IT WASN'T all it might have been but Gloucester completed everything they had to in Calvisano to keep their Heineken Cup qualification hopes very much alive.
Despite scoring six tries, Gloucester's return almost feels slightly under-par considering the rich seam of form they entered the contest with - they were efficient rather than dashing and fully cut-throat in their performance.
It says all you need to know that their two most effective players were number eight Luke Narraway and lock Will James, who did their utmost against the Calvisano effort.
Narraway scored one try and made another in an energetic performance and James was a destructive defender and willing ball carrier in another very effective display from the second row.
There were also some pleasing touches from Ryan Lamb and replacement Dave Lewis but Gloucester simply didn't go through the phases for long enough to stretch a side who know all the tricks in the book on a narrow, heavy ground.
Gloucester lacked structure and cohesion at times and never really clicked through the enviable set of gears they possess. When they did, Calvisano simply ran out of legs and defenders in the wide areas but Gloucester's effectiveness came in fits and starts rather than for any great period.
But the victory means Gloucester maintain their interest in the competition and a similar five-point haul next weekend will set-up two mouth-watering contests against Cardiff and Biarritz.
Gloucester managed three tries in each half but Calvisano deserve a huge amount of credit for their line-out operation, comfortably the best aspect of their performance and a second half defensive display that was never anything but wholly committed.
After a thoroughly nervous opening characterised by a rally of poor kicking from both teams, Gloucester slowly built on their foundation laid in the set scrum and a comfortable defensive performance that allowed them to dominate the second quarter.
But the contest was characterised by slip-shod errors and it was only in the build up to Gloucester's third try of the half that they managed to keep the ball through a number of phases that stretched Calvisano's over-worked defence.
It took Gloucester six minutes to shake off their sluggishness and it came a little by default. Calvisano controlled a line-out on half-way but when they looked to shift possession it was so slow and sluggish that Lamb simply waited to pick Paolo Buso's pocket to take his pass and run beneath the sticks.
Olly Barkley landed the conversion but Calvisano hit back with a 13th minute Buso penalty when Olly Morgan was turned over looking to off-load a pass that wasn't there. It was all mighty frustrating - Gloucester tried hard and had far too much for the hosts in the scrum, but they wondered into the second quarter with only one socre.

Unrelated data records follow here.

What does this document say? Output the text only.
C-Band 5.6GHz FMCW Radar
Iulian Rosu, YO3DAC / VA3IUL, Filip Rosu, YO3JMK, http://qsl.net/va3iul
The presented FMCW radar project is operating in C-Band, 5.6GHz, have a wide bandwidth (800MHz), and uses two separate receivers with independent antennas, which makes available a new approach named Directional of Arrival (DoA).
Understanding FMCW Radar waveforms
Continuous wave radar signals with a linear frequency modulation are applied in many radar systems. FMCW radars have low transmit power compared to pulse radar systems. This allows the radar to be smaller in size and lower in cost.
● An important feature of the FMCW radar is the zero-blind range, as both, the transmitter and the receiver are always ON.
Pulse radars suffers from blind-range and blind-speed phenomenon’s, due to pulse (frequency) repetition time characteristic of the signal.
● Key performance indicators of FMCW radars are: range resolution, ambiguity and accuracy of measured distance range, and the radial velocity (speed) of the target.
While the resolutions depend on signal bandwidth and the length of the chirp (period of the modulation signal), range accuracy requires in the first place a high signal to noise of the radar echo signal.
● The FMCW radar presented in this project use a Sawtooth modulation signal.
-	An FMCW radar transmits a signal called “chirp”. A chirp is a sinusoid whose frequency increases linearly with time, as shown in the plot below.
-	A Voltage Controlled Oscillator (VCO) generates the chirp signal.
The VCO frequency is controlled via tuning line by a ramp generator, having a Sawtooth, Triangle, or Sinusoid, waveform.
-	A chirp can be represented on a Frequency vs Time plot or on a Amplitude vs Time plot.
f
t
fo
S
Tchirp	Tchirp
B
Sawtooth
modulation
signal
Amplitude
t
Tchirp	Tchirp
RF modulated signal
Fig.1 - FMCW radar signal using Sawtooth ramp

They turned up the temperature when Narraway unloaded a lovely little kick down the right for Mark Foster to chase and they set up camp deep in Calvisano territory for the next eight or nine minutes. Through Carlos Nieto and Alasdair Dickinson, Gloucester drove a series of scrums right through the heart of the home set-piece and from the umpteenth re-set, Narraway picked up and scored.
Barkley's conversion made it 14-3 and then three minutes before the break got their third try. Lamb stretched the defence with a couple of raking passes towards Lesley Vainikolo, James clattered through the midfield to the left and when Lamb shifted to the right, Matthew Watkins found Narraway with a lovely inside pass and the number eight sent Marco Bortolami in for his first Heineken Cup try.
It would be wrong to describe Gloucester's 19-3 advantage as breathing space but it certainly allowed them some lee-way. What they are very good at is making the most of things in purple patches and they sealed the bonus point two minutes after the re-start.
Alasdair Strokosch made ground up the 10-12 channel and Gloucester got over the ball, Narraway and Nieto took the ball on and from Lamb's pass, Foster scored on the right. Barkley made it 26-3 and it was all very comfortable.
But the hosts then scored themselves from a scrum and it came far too easily. Buso broke comfortably and sent Ludovico Nitoglia in for the score.
On such a tight, narrow playing surface, Gloucester were required to sit in areas of game for longer than they might have done, particularly the scrummage and when one such set-piece swung round, Nicola Cattina was red carded for aiming a punch at Strokosch.
However, it didn't seem to bother Calvisano at all. They actually cut the deficit to only nine points when they scored a second try. They kept the pressure on with a series of well directed line-out drives - there was nothing wrong with their application of effort - and when they peeled infield, replacement prop Alistair McKenzie smashed over to make it 26-17.
There were still 13 minutes remaining and it was now too close for comfort. It was left to James to charge onto a coughed up re-start to launch a new Gloucester assault and when Lamb shifted play to the right, Narraway made another telling break and off-loaded inside towards Foster, who was tackled with the ball and the referee awarded a penalty try.
And with nine minutes to go, Gloucester completed the scoring when Tindall picked up Gerard Fraser's dropped pass, stepped away from Paul Griffin and went beneath the sticks from long distance. Barkley converted and Gloucester were home and dry.